Faisal Basri dinilai tidak memahami aturan tax holiday, sehingga sampai pada kesimpulan yang salah.
Pemerintah membantah tudingan ekonom senior Institute for Development of Economic Finance (Indef) Faisal Basri yang menyebutkan, hilirisasi nikel hanya menguntungkan industrialisasi China.
Staf Khusus Kementerian Keuangan Bidang Komunikasi Strategis Yustinus Prastowo mengatakan, pemerintah telah mengatur tarif PNBP sumber daya alam dan royalti atas nikel serta produk pemurniannya. Maka dari itu, smelter nikel China dikenai pungutan pajak berdasarkan Peraturan Pemerintah (PP) Nomor 26 Tahun 2022.

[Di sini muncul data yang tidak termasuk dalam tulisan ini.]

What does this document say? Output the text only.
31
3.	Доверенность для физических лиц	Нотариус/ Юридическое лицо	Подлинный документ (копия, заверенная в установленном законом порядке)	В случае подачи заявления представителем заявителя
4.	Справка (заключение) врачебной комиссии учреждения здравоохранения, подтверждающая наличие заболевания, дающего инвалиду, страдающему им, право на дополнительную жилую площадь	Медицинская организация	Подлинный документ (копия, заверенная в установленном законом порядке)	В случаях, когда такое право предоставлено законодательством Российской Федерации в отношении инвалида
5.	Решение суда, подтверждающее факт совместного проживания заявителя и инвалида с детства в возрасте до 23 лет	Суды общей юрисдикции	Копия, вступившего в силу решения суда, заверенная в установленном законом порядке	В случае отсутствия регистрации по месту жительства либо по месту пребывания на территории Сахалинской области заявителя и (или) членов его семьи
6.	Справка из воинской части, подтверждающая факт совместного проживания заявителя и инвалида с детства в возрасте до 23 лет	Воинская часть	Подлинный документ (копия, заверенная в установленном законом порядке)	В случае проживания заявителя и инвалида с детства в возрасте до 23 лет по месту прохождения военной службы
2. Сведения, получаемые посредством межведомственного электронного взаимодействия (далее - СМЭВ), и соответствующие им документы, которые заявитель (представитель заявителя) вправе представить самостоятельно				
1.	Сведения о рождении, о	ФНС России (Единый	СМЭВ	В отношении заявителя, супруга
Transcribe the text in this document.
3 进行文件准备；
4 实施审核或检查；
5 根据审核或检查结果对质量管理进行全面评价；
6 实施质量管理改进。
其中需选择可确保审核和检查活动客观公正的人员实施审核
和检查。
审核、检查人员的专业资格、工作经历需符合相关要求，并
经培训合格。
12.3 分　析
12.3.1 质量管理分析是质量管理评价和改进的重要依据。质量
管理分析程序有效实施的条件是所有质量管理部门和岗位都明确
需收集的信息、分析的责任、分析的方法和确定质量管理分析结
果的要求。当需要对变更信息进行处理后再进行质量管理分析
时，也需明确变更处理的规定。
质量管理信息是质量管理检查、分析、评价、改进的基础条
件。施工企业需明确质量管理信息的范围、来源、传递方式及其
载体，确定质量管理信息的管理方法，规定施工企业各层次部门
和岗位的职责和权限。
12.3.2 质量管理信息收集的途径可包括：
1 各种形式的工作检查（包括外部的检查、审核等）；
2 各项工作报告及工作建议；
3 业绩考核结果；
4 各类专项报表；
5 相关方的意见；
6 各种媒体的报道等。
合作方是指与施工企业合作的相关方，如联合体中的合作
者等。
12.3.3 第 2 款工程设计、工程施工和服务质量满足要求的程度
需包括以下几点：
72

"Bang @FaisalBasri yang baik, saya jawab satu hal dulu, PNBP dan royalti. Anda keliru ketika bilang tidak ada pungutan karena faktanya melalui PP 26/2022 diatur tarif PNBP SDA dan royalti atas nikel dan produk pemurnian," ucap Prastowo dikutip dari akun Twitter pribadinya, @prastow, Senin (14/8).
Menurut Prastowo, pengelolaan mineral diarahkan untuk mendukung hilirisasi sebagaimana diamanatkan Undang-Undang Nomor 3 Tahun 2020 tentang Minerba. Melalui kebijakan ini, pemerintah telah melakukan dua hal. Pertama, melakukan pelarangan ekspor bijih nikel sejak 2020.
Kemudian, memberlakukan tarif royalti yang berbeda bagi para pemegang Izin Usaha Pertambangan (IUP), antara yang hanya memproduksi atau menjual bijih nikel dengan perusahaan yang juga memiliki smelter. Tarif royalti untuk bijih nikel 10% dan tarif untuk Feri Nikel atau Nikel Matte sebesar 2%.